Is your pace slowing? Can you not do the things that you could a few years ago? Do you need to take a break to regain your breath after physical work?

Cold limbs?

Are you very cold? Are your feet cold even in warm weather? Are you getting feelings in warm weather that you usually associate with winter? (This is what happened to me).

Family history

Is there a history of heart disease, stroke or vascular disease in your family? Do you know your family history?

Numbness and tingling

Do limbs feel funny? Have you had a funny sensation in the lips or jaw? Is your pulse weak at the extremities?

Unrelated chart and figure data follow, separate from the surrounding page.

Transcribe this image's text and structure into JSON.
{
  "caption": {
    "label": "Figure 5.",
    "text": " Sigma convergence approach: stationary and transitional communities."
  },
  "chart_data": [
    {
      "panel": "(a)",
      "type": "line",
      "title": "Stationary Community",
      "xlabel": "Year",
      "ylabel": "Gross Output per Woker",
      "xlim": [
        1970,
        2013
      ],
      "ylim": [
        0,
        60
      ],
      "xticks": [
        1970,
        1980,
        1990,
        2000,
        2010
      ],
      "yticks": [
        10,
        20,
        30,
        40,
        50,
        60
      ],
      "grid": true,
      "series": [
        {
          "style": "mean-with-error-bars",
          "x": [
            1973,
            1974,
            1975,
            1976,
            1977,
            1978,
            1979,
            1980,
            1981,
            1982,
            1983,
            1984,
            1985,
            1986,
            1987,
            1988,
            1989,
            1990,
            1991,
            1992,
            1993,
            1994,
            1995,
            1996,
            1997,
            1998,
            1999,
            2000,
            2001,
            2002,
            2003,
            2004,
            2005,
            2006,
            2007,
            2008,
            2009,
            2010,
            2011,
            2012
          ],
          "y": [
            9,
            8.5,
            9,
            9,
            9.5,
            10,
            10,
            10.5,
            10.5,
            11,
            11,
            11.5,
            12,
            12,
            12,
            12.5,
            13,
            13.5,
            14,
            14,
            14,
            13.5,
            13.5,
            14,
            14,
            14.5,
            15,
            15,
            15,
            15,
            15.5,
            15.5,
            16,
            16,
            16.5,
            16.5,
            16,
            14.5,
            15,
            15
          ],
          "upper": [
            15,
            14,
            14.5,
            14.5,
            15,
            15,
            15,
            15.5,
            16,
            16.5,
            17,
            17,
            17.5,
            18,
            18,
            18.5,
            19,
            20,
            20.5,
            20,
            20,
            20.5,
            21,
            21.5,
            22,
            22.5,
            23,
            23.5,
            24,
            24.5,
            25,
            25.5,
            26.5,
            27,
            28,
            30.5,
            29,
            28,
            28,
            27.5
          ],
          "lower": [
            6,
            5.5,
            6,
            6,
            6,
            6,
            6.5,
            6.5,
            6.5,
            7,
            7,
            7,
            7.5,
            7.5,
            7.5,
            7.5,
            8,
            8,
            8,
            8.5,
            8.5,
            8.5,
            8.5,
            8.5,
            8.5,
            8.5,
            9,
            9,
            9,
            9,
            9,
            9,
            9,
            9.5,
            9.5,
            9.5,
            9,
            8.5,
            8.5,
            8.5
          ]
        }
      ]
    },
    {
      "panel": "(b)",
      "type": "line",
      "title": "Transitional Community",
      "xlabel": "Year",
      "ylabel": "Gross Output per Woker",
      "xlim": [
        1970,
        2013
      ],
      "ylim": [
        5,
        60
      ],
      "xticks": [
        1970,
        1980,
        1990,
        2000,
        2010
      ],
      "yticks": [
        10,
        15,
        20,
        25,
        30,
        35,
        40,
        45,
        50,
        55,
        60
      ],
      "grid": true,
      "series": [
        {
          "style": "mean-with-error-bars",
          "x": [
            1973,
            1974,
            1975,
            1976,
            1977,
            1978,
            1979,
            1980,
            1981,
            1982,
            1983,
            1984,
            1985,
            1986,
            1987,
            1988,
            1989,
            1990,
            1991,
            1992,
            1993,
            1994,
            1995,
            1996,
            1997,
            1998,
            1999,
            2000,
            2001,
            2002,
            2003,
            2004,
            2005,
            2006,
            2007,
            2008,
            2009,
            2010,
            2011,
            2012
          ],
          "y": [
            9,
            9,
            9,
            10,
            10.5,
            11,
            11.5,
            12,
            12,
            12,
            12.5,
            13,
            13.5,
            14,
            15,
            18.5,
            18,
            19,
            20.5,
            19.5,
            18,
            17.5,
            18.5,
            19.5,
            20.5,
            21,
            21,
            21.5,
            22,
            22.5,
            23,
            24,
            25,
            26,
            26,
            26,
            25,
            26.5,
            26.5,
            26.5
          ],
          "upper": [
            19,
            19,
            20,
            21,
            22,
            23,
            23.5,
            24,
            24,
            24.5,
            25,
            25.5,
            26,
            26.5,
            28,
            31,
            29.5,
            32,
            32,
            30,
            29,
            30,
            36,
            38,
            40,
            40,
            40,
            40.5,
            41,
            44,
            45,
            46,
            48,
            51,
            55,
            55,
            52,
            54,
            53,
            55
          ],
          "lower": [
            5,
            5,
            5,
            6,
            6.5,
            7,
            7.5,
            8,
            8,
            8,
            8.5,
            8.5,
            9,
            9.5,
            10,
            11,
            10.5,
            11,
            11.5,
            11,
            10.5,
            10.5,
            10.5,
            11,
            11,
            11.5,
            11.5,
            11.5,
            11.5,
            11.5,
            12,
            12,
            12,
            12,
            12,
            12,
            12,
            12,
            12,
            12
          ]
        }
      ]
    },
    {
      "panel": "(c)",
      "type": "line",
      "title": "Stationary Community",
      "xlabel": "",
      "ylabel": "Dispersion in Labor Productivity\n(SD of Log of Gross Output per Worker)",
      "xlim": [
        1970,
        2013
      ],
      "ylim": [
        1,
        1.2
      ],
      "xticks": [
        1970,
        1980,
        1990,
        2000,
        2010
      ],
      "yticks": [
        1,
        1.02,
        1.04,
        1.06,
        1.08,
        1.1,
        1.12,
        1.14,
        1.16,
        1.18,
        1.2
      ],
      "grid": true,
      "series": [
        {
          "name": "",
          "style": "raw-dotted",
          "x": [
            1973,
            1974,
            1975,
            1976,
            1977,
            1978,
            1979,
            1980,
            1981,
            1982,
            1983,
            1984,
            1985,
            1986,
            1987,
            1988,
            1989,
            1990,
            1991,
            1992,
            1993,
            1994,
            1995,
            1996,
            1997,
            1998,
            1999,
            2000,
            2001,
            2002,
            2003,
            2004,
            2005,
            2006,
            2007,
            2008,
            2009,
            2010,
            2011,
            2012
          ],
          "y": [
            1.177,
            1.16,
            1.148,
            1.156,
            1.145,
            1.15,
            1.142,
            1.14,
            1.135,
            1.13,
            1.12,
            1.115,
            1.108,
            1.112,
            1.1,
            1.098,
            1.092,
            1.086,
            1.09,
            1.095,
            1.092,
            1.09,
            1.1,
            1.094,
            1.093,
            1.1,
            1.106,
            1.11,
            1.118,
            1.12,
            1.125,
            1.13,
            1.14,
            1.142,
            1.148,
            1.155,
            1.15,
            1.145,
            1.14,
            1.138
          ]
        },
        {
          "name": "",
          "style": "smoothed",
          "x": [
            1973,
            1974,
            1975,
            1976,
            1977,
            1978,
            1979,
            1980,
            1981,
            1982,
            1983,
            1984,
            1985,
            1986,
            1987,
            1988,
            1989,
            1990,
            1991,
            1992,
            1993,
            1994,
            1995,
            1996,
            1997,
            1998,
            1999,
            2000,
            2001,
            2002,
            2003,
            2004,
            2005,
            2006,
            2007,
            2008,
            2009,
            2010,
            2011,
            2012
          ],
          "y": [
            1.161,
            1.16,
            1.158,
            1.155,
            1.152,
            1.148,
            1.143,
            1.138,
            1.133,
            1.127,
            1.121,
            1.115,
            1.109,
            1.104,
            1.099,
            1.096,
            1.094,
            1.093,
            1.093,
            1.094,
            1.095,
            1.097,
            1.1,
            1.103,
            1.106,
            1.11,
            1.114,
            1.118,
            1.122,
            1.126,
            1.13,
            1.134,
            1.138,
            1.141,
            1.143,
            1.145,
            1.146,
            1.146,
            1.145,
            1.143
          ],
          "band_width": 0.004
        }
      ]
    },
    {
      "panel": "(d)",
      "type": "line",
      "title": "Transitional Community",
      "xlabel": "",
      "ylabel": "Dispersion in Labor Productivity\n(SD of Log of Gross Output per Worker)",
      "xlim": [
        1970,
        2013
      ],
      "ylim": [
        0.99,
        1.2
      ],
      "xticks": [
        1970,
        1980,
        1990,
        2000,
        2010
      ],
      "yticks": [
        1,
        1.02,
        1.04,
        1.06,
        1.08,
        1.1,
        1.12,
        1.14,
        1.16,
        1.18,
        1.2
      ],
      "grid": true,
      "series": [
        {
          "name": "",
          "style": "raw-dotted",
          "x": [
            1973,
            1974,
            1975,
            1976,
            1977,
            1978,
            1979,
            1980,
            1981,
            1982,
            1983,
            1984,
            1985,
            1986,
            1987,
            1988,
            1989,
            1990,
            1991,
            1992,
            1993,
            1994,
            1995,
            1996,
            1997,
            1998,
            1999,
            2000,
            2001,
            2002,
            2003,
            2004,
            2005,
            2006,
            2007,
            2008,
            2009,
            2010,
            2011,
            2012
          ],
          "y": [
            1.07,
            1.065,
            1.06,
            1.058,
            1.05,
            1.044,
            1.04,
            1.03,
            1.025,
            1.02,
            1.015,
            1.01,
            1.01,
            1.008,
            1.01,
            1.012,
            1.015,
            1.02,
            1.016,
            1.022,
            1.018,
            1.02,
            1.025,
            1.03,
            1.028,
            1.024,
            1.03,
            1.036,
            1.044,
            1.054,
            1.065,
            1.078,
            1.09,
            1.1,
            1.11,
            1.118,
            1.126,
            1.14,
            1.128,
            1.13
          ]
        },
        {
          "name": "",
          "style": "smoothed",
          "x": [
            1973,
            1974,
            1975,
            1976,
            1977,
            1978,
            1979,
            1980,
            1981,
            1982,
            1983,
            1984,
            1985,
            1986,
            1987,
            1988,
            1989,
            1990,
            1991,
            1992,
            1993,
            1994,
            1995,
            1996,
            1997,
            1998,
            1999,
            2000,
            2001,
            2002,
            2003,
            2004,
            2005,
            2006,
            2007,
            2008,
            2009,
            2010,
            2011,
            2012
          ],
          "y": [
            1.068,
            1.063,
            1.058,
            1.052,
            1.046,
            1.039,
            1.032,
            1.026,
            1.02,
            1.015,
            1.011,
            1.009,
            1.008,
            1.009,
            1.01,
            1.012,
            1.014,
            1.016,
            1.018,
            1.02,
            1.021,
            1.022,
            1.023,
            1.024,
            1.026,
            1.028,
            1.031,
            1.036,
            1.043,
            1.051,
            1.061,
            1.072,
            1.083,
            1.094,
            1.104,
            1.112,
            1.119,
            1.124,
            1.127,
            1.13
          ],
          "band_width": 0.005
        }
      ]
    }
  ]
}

It is not wrong to visit the Doctor

Well, if the answers are yes, then the chances are that you might like to make an appointment to get checked out for heart disease. Don’t put it off. Visit the Doctor and get checked out. If your siblings have any kind of heart problem, you go and get checked out too. Going to the Doctor is not a sign of weakness. It is a sign of responsibility and concern not only for yourself but for those whom you love. And if “push” comes to “shove”, get an ambulance quickly.

Talk to others to gain experience

And men and women out there, remember that it is good to talk about this with others and compare notes. It is not sissy talk to learn what may be the things that make us feel ill. And illness is no respecter of persons. It takes no account of who you are or what your station is or if your are wealthy or not so wealthy.

Can be any age

In the cardiac ward where I was so superbly nursed back to health, was a building tycoon and a security guard, both twenty years younger than I.

A plea to everybody

Please don’t let happen to you what happened to Dave, poor soul; it’s not fair on him but take steps to notice your health and take care.

There aren’t enough hours in a day;
There aren’t enough days in a year;
There aren’t enough years in some lives.

Remembering Dave the Paint 1960-2014. RIP.